Question

How do you simplify square root of 24 + square root of 54? $\sqrt{24}+\sqrt{54}$
 (a) Using algebraic properties
(b) Using linear formulas
(c) Using trigonometric formulas
(d) None of these

Answer 1

Hint: We are given a problem where we have to simplify a given term to get the solution. Here we will start with simplifying each of the numbers by using the prime factorisation and writing down the factors to obtain simpler form.

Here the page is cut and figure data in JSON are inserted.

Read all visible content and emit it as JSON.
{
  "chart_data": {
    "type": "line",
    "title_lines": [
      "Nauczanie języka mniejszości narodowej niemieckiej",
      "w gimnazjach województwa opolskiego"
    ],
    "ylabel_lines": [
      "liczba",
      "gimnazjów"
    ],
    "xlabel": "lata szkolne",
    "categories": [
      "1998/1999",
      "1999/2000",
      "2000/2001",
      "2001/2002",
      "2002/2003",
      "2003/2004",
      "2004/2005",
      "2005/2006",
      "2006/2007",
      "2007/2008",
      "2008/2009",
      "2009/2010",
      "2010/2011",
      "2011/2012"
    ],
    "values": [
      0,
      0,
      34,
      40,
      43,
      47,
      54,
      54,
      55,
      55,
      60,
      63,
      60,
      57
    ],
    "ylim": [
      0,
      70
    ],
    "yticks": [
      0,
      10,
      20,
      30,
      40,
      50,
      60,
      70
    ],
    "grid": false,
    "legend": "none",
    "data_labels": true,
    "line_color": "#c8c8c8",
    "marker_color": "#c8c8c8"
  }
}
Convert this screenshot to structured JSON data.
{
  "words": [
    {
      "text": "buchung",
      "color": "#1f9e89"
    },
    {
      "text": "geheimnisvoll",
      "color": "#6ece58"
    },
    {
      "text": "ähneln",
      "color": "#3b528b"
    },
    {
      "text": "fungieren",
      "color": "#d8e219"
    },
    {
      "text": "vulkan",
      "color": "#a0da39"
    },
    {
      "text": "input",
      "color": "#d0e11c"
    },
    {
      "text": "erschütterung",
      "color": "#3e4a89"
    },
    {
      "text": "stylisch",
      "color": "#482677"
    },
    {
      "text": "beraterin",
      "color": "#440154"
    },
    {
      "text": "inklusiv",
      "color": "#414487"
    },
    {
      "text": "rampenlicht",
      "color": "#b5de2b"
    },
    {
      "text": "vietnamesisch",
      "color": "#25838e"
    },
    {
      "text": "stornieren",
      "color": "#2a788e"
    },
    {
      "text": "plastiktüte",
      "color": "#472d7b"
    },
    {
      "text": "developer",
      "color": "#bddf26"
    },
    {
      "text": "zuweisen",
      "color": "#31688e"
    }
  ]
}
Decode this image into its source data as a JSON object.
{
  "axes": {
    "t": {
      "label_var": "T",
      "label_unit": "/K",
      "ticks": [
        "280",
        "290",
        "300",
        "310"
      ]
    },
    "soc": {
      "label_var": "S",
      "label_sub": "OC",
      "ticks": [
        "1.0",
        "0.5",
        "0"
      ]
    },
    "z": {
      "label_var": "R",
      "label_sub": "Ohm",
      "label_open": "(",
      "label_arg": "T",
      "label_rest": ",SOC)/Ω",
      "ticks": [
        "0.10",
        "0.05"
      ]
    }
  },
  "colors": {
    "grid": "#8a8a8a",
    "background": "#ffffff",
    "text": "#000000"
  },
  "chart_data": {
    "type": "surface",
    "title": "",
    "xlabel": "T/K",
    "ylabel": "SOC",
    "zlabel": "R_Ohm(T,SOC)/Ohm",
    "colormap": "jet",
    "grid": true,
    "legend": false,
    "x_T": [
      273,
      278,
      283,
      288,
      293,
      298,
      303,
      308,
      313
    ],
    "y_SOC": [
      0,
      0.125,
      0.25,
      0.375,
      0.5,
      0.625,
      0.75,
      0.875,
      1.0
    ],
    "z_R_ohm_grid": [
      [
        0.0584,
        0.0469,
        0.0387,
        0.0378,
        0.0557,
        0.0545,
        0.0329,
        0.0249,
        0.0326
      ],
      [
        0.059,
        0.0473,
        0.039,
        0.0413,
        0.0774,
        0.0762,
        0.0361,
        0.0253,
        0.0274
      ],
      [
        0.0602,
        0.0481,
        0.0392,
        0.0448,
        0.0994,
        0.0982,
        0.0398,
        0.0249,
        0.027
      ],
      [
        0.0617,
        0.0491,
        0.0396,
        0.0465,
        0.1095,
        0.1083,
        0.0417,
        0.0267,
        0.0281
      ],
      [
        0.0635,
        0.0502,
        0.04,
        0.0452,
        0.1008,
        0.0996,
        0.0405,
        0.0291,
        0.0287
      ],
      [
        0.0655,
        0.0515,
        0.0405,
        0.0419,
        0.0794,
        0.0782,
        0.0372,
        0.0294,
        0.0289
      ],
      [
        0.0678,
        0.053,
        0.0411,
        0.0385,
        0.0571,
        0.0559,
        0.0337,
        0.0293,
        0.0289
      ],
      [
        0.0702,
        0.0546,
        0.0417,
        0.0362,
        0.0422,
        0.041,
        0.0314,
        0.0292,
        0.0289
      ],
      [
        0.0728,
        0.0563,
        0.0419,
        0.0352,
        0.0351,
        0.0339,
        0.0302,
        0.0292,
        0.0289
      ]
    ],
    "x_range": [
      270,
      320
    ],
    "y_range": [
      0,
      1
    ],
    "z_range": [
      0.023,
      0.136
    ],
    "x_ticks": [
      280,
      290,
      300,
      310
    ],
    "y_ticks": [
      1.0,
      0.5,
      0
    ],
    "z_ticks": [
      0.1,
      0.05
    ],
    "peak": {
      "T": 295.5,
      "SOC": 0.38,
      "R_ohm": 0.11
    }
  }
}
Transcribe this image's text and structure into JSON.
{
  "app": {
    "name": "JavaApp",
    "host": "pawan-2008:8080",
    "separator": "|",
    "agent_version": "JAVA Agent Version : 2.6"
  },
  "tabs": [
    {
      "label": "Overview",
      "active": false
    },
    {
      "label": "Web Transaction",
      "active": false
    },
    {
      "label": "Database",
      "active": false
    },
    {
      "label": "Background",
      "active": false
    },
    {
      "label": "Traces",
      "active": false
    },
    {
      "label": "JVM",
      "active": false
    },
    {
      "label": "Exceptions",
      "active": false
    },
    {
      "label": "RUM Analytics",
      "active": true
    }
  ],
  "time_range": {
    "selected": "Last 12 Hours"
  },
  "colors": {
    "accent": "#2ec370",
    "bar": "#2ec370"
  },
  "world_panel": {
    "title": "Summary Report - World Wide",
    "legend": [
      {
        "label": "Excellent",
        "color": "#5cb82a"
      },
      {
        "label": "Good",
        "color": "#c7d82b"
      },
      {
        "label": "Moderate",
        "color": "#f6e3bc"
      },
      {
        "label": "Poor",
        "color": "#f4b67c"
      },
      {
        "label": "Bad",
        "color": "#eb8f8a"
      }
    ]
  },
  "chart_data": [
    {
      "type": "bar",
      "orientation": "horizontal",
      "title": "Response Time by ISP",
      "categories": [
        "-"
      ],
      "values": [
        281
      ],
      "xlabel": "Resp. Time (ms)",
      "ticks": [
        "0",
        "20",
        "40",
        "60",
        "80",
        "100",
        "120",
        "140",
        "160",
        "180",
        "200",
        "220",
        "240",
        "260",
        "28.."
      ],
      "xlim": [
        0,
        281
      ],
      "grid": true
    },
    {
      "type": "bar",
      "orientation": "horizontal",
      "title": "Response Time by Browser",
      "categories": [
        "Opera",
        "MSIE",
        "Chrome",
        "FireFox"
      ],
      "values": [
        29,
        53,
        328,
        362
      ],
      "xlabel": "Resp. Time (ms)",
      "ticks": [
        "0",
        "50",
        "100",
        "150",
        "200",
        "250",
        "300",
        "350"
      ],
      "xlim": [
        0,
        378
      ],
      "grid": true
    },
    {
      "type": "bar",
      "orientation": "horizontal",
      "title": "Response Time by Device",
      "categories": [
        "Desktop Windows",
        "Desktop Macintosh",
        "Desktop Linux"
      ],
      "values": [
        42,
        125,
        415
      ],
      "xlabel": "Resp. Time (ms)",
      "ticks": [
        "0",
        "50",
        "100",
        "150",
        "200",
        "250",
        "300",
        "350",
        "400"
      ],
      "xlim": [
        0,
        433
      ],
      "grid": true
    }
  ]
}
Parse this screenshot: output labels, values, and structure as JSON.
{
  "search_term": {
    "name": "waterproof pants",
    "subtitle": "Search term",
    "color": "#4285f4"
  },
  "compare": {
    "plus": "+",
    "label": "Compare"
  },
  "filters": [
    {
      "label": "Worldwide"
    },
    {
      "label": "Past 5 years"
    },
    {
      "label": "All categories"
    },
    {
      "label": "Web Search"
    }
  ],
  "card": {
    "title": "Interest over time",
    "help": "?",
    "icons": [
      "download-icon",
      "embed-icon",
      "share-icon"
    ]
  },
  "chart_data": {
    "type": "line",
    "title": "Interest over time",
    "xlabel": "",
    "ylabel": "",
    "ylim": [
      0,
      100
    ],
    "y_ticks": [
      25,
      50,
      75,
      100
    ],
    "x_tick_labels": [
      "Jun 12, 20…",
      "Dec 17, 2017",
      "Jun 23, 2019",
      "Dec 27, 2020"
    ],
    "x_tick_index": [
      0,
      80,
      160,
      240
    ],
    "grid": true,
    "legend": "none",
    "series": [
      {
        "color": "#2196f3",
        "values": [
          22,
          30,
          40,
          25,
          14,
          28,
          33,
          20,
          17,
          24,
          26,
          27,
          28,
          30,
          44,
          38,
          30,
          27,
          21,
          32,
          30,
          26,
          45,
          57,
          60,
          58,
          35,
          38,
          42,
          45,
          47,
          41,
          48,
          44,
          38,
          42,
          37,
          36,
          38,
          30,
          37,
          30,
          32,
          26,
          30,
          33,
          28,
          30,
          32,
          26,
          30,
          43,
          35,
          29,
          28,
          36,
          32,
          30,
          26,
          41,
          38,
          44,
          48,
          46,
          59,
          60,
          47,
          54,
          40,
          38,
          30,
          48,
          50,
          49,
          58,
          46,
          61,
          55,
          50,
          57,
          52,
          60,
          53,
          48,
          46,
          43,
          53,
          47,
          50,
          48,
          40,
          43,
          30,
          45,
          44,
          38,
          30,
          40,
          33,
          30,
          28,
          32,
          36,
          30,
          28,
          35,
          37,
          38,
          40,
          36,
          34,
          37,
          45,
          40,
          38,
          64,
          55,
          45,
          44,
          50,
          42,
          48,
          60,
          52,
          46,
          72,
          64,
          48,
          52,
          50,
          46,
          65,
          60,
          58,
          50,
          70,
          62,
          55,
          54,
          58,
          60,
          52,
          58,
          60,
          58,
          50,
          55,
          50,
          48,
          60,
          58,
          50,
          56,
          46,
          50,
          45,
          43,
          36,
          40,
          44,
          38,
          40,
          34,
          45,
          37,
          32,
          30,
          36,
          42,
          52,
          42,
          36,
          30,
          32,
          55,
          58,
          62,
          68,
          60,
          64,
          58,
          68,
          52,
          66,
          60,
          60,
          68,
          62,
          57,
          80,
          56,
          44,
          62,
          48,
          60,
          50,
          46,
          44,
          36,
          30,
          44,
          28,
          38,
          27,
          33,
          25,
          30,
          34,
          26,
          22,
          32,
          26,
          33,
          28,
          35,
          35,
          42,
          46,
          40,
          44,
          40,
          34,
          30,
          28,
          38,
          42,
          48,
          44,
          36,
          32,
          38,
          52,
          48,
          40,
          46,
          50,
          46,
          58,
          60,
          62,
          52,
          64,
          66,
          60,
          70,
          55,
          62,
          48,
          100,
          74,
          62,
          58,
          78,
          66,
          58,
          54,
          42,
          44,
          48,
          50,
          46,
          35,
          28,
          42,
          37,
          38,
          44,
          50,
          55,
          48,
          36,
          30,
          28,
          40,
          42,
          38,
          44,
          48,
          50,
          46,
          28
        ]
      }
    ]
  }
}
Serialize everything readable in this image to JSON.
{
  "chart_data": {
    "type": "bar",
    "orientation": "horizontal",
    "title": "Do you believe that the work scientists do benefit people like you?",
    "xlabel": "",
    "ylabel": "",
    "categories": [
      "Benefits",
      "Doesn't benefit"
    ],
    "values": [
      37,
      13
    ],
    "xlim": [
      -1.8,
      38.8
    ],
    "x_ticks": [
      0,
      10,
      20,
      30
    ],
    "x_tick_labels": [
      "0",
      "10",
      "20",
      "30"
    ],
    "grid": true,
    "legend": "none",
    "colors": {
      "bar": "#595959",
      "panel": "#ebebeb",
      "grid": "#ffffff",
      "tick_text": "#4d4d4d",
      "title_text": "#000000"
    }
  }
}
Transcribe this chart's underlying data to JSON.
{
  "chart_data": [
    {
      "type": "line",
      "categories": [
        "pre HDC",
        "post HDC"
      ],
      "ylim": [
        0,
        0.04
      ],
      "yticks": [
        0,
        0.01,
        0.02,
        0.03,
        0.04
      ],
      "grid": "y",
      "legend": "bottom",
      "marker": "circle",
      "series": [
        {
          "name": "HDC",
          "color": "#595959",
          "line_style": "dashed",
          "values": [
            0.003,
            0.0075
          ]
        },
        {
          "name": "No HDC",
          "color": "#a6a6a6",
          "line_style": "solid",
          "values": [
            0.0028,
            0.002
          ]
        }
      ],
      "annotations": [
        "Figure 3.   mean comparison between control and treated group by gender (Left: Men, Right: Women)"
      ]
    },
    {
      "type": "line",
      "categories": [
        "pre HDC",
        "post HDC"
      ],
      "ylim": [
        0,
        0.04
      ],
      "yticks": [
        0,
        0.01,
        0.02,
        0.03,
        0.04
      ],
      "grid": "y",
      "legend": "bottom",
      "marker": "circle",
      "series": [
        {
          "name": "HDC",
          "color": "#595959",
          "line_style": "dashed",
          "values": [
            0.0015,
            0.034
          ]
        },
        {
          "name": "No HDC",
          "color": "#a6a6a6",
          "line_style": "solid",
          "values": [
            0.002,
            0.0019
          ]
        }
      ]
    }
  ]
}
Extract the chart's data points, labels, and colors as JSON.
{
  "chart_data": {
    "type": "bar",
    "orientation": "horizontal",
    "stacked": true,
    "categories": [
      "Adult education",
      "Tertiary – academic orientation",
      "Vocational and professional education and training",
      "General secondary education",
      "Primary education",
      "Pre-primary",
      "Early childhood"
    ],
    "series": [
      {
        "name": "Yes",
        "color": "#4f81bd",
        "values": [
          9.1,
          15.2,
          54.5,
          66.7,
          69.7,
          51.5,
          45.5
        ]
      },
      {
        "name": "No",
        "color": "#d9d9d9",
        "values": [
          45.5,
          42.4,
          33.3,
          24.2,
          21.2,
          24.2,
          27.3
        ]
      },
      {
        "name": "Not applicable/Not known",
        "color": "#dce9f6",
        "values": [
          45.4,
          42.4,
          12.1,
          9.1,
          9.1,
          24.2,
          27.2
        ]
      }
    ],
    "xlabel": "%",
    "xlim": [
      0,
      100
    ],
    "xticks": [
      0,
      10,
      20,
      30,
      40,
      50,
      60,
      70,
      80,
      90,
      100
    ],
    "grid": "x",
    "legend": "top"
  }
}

Then we will add them and then simplify we are getting our desired result.

Complete step by step solution:
According to the problem, to start with we are left with finding the square root of 24 + square root of 54.
So, let us start with the first number which is 24.
Now, let us perform the prime factorization for 24 as below,
$\begin{align}
  & 2\left| \!{\underline {\,
  24 \,}} \right. \\
 & 2\left| \!{\underline {\,
  12 \,}} \right. \\
 & 2\left| \!{\underline {\,
  6 \,}} \right. \\
 & 3\left| \!{\underline {\,
  3 \,}} \right. \\
 & 1 \\
\end{align}$
Hence, 24 can be written as $3\times 2\times 2\times 2$ .
So, if we try to write $\sqrt{24}$ we get, $\sqrt{3\times 2\times 2\times 2}$.
As there are two 2’s inside the root term, one of them can be taken out.
So, 24 can be written as, $2\sqrt{6}$.
Again, start with the second number which is 54. Prime factorisation is as below,
$\begin{align}
  & 2\left| \!{\underline {\,
  54 \,}} \right. \\
 & 3\left| \!{\underline {\,
  27 \,}} \right. \\
 & 3\left| \!{\underline {\,
  9 \,}} \right. \\
 & 3\left| \!{\underline {\,
  3 \,}} \right. \\
 & 1 \\
\end{align}$
Hence, we can write 54 as $3\times 2\times 3\times 3$ .
So, if we try to write $\sqrt{54}$ we get, $\sqrt{3\times 2\times 3\times 3}$.
As there are two 3’s inside the root term, one of them can be taken out.
So, 54 can be written as, $3\sqrt{6}$.
Hence, $\sqrt{24}+\sqrt{54}$ can be written as, $2\sqrt{6}+3\sqrt{6}=5\sqrt{6}$. So, only using algebraic properties we have got our answer.

So, the correct answer is “Option a”.

Note: Here in this problem we are adding $3\sqrt{6}$ and $2\sqrt{6}$ in the last step. We have to keep that in mind that the terms are having the same numbers inside the root term and only that is why we are being able to add them altogether. If the terms inside the roots were different then it would not have been possible to add them.